D'habitude, commettre un meurtre le mettait dans une sorte de transe qui le remplissait d'énergie et d'une sorte de joie presque enfantine, simple et sincère. Aujourd'hui, il n'en avait pas été ainsi. Il s'était senti mal, presque nauséeux, en étranglant Jane, et tuer Cédric avait été une véritable épreuve pour lui. Ce n'était pas tant le fait qu'il ait été son ami pendant plusieurs années qui le dérangeait, mais plutôt le côté improvisé et non maîtrisé de la chose. Gauthier avait besoin de tout contrôler. Et anticiper un crime lui procurait un véritable plaisir... Cette fois-ci, il en avait été privé.

 

"Reprends-toi !" se dit-il à lui-même. Le jeune homme n'allait tout de même pas rester planté là, sur un bord de trottoir, devant une clinique, jusqu'à la nuit ! Sa présence pourrait paraître suspecte, d'autant plus que son aspect hirsute et ses vêtements mal ajustés n'étaient pas du meilleur effet.
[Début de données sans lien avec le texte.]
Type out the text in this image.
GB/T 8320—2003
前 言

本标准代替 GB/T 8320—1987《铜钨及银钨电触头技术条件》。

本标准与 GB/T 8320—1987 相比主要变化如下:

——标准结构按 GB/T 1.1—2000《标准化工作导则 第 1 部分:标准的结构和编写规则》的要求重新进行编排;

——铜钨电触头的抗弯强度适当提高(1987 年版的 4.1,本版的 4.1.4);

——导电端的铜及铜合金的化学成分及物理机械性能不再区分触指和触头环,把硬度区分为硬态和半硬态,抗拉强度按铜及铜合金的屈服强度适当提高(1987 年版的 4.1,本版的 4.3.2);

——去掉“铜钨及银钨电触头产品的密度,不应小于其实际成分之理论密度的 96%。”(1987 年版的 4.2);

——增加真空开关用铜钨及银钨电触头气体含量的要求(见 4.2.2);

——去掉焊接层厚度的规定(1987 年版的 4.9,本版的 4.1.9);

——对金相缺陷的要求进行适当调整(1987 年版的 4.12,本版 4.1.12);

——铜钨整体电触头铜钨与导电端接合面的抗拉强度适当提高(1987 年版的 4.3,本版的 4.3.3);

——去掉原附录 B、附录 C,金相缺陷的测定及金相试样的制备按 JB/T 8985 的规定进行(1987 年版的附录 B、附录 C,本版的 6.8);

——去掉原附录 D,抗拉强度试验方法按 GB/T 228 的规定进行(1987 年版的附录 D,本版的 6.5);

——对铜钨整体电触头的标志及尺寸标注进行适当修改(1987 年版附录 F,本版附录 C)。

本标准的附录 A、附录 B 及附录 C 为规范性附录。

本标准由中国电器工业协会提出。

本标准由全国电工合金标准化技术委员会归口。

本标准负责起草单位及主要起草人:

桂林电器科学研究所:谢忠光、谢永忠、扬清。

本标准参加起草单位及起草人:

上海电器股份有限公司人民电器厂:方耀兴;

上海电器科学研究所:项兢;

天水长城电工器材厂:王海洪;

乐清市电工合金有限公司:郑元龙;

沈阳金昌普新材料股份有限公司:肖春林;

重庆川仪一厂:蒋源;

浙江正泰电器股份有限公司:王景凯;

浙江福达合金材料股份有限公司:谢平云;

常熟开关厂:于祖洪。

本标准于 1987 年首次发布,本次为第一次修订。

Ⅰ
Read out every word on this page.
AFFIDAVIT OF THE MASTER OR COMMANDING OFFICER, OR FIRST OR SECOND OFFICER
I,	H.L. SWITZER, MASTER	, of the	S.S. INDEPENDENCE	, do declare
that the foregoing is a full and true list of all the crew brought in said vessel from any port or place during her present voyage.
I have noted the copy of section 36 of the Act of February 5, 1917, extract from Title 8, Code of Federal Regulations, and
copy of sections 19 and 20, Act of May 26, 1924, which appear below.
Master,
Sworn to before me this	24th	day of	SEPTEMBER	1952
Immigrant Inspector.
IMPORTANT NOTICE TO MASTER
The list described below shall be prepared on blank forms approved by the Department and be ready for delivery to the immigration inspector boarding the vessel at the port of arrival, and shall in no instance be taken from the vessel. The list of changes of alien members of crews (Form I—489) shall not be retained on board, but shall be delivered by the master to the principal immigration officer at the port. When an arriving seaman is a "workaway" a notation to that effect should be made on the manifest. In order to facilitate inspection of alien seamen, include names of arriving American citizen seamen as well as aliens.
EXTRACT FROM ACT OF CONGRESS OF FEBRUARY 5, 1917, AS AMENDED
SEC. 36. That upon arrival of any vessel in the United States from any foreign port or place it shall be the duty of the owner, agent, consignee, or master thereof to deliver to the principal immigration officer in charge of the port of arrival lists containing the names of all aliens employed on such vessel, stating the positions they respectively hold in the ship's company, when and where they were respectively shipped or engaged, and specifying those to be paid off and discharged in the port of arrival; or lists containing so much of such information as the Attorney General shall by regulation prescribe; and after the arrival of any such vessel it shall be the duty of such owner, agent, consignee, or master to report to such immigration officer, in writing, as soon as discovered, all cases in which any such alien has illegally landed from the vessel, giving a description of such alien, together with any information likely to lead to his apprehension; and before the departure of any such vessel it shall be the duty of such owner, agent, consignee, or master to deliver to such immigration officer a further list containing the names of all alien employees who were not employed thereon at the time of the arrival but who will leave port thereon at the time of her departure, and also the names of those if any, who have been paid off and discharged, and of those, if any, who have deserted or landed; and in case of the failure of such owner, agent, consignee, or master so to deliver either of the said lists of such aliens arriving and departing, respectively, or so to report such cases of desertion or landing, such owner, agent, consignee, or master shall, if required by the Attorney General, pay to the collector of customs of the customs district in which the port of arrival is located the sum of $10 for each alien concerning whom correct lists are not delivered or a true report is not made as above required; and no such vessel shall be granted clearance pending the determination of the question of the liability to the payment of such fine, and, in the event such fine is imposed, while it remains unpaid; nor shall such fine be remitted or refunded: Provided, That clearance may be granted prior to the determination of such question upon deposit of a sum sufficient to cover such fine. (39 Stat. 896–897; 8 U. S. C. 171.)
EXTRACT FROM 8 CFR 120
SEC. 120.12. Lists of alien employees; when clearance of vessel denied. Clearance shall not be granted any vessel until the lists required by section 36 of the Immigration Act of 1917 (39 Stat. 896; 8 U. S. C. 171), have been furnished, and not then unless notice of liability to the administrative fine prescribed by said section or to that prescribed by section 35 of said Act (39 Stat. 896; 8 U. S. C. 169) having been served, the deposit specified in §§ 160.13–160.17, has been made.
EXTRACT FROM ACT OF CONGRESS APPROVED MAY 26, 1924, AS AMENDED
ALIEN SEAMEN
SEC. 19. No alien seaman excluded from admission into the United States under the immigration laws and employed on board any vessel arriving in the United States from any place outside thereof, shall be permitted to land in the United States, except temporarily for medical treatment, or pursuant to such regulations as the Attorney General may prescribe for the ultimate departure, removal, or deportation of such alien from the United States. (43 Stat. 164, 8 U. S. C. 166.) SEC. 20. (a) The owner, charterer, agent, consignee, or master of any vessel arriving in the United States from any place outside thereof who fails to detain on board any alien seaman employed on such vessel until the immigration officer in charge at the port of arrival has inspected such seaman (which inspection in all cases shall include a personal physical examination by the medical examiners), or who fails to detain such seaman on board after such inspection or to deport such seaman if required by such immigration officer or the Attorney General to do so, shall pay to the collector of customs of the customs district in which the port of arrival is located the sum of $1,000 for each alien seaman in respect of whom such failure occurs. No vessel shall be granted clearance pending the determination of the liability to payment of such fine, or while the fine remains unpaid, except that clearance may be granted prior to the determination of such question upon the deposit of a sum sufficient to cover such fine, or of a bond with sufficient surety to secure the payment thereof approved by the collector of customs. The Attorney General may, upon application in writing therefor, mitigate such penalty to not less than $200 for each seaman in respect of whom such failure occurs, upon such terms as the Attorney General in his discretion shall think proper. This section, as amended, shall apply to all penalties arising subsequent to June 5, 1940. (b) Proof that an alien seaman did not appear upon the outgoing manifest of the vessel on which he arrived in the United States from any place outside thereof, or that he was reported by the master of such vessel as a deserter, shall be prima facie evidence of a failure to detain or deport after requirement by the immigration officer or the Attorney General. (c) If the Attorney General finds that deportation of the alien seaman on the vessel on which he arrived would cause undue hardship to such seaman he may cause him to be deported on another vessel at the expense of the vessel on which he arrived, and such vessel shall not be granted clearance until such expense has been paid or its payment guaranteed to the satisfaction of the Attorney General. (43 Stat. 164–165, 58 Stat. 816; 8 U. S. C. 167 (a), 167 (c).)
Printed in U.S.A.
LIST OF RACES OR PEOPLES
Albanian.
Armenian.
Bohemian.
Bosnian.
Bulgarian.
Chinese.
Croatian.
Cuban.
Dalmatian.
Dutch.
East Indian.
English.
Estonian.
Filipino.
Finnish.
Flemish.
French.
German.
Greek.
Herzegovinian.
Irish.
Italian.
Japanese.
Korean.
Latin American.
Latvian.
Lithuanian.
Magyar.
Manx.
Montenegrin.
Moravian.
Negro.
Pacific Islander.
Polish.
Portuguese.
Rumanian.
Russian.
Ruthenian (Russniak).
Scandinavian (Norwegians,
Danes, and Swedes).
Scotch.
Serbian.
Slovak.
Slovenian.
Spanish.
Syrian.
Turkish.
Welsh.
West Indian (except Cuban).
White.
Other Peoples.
La dernière chose dont il avait besoin, c'était de se faire arrêter dans la rue. Il se sentait à bout, capable de craquer pour un rien, et ce n'était pas une option très réjouissante. Ni très envisageable.


Le problème était que sa tête pointait vers le sol, comme si elle pesait une tonne, que ses bras pendaient misérablement sur ses flancs et que ses jambes refusaient de se déplier et de le remettre debout. On aurait dit que ces muscles étaient partis en pause, loin de son corps, juste pour souffler un peu et se remettre des émotions de la journée. Il avait parfois eu cette drôle de sensation, après un match de football ou une course d'endurance, quand il était encore adolescent, mais "l'abandon musculaire" ne l'avait plus touché depuis des années. Gauthier se força à faire, un par un, les exercices de respiration et de relaxation que son professeur d'EPS lui avait appris à cette époque là. Il savait que c'était le seul moyen pour reprendre le contrôle de son corps, pourtant, il était tenté de se laisser envahir par la panique... La pire des solutions.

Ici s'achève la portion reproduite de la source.